A forum on resilient food systems in Africa

Group photo following the AAAP regional forum on the Future of Resilient Food Systems in Africa opening session on 31st January in Nairobi, Kenya

The Global Center on Adaptation (GCA) in collaboration with the African Development Bank and the Wangari Mathai Institute recently concluded a three-day regional forum on the future of resilient food systems in Africa.

The forum in Nairobi, Kenya, called the Future of Resilient Food Systems in Africa – AAAP Digital Solutions for a Changing Climate provided training aimed at strengthening the capacity of stakeholders from across Eastern Africa to design and implement solutions to improve food security and climate resilience.

It also aimed to facilitate knowledge sharing among farmers on approaches to scale up the use of Digital climate-informed advisory services, or DCAS.

Digital climate-informed advisory services are tools and platforms that integrate climate information into agricultural decision-making.

These services range from digital mobile apps, radio, and online platforms to digitally enabled printed bulletins based on climate models and extension services that utilize climate information platforms.

DCAS offers crucial opportunities to build the resilience of small-scale producers in the face of worsening climate change impacts.

From seasonal forecasts to pest advisories, effectively designed services provide producers with the resources to adapt to climate shocks and plan for new climate conditions.

Globally, more than 300 million small-scale agricultural producers have limited or no access to such services because service provision is still fragmented, unsustainable beyond project cycles, and not reaching the last mile.

Speaking at the opening ceremony of the forum, Professor Patrick Verkooijen, CEO of Global Center on Adaptation, called for urgent financial support to put Africa on the path of food sovereignty.

“Africa needs urgent support to scale up the implementation of adaptation solutions that are already yielding good results for irrigation, developing drought-resistant seeds, crops and livestock diversification, ” he said. 

“Through the African Adaptation Acceleration Programme, AAAP, we are rolling out a $350 million project to build resilience for food and nutrition security in the Horn of Africa towards mobilising new digital climate technology for market information, insurance products, financial services that can and must be tailored to smallholder farmers’ needs”, he added.

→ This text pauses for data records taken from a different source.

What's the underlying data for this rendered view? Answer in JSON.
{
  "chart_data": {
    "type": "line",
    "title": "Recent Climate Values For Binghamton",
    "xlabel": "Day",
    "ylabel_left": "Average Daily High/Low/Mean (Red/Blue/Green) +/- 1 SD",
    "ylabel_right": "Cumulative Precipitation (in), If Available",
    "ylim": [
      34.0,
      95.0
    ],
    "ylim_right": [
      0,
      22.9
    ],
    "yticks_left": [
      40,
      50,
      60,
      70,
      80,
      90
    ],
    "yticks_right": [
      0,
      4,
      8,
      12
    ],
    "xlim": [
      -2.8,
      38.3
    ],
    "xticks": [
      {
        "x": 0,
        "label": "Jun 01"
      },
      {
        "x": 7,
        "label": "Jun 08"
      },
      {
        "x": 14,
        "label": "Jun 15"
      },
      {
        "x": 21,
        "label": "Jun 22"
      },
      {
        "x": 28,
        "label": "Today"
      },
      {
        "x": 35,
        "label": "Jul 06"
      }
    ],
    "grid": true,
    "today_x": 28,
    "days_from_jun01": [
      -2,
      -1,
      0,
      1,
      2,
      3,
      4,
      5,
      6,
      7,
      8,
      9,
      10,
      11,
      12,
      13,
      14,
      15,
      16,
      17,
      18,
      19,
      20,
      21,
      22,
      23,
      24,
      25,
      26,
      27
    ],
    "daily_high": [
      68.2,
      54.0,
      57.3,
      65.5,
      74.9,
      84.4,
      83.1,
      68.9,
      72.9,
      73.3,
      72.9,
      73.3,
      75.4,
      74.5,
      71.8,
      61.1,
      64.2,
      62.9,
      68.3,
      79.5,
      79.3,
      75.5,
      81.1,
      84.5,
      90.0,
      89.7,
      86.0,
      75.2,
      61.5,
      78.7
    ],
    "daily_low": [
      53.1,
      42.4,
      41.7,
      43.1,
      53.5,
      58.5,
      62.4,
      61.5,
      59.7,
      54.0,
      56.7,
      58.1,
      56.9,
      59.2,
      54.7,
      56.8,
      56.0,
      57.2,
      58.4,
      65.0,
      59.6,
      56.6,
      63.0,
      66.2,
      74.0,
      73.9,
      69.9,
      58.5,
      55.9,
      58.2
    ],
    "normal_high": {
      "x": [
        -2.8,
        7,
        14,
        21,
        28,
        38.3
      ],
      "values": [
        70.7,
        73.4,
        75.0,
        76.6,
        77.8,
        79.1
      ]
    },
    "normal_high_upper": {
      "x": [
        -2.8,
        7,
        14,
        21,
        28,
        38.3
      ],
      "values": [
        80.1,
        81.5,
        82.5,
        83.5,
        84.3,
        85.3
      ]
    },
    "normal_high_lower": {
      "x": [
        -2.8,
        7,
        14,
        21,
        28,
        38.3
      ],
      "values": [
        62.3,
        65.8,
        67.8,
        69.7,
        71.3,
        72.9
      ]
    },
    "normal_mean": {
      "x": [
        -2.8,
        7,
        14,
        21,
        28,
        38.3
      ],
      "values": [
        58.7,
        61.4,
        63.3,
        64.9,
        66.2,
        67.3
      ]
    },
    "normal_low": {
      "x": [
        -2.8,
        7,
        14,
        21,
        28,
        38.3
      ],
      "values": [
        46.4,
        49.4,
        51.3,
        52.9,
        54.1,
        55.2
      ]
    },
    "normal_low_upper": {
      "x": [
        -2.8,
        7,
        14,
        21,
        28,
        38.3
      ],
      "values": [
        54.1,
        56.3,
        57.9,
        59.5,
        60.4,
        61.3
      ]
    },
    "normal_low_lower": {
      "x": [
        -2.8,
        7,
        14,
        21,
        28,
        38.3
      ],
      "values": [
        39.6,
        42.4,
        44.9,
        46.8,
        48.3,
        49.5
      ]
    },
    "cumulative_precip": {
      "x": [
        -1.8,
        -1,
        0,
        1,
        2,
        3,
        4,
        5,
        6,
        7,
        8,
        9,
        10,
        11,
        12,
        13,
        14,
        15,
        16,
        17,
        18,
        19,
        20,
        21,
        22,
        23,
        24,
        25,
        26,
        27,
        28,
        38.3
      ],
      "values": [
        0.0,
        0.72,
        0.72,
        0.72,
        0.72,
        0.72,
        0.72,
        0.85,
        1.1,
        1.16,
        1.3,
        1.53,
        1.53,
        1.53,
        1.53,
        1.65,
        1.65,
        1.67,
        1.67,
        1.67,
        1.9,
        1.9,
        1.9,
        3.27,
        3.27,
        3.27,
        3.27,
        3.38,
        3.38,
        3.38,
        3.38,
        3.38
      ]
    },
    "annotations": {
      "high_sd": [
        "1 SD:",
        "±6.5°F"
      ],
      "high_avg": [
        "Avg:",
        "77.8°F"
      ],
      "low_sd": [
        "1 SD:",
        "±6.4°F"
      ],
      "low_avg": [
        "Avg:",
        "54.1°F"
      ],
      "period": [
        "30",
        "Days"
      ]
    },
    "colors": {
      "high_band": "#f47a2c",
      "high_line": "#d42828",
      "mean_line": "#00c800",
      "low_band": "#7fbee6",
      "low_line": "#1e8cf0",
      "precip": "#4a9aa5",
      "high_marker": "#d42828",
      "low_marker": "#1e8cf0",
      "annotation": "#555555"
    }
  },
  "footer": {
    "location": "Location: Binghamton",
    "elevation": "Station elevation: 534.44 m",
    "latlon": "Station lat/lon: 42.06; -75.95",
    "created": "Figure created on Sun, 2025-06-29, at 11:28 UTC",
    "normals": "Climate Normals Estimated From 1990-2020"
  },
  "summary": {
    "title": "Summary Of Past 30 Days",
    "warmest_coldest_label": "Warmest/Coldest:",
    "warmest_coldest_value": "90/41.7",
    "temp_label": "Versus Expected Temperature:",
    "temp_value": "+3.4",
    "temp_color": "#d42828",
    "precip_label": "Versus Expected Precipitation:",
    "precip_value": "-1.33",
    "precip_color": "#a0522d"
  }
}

Speaking on behalf of the African Development Bank’s East Africa Regional Director General Nnenna Nwabufo, Dr Pascal Sanginga, Regional Sector Manager for Agriculture and Agro-Industries noted that the forum was timely, coming hot on the heels of the recently concluded Dakar 2 Feed Africa-Food Sovereignty and Resilience summit, organised by the African Development Bank.

He said “The Africa Adaptation Acceleration Program (AAAP) is already contributing to closing Africa’s adaptation gap by supporting African countries to make a transformational shift in their development pathways by putting climate adaptation and resilience at the center of their policies, programs, and institutions.

“There is no doubt that AAAP will be a strong component of the Country Food and Agricultural Delivery Compacts to accelerate the transformation of Africa’s food systems and build a more resilient Africa.”

Professor Stephen Kiama Gitahi, Vice Chancellor of the University of Nairobi, reiterated the relevance of the forum, pointing out that 70% of the population in Eastern Africa live in rural areas and depend on agriculture for their livelihoods.

He encouraged the trainers to simplify the modules in a manner that removes the fear for technology and accelerate adaptation for rural farmers. Citing the legacy of late Professor Wangari Maathai he stated:  

“We acknowledge that gaps exist on climate adaptation in the rural communities and those can be smartly bridged with the use of digital smart agriculture and climate innovations to create great conservation impact in our region.”

The forum brought together stakeholders from ministries of agriculture, related government agencies, public research institutions, farmer organizations, universities and non-profit organizations working on climate adaptation for food security in Eastern Africa.

These included participants from Djibouti, Eritrea, South Sudan, Burundi, Rwanda, Mauritius, Tanzania, Seychelles, Sudan, Ethiopia, Rwanda and Kenya.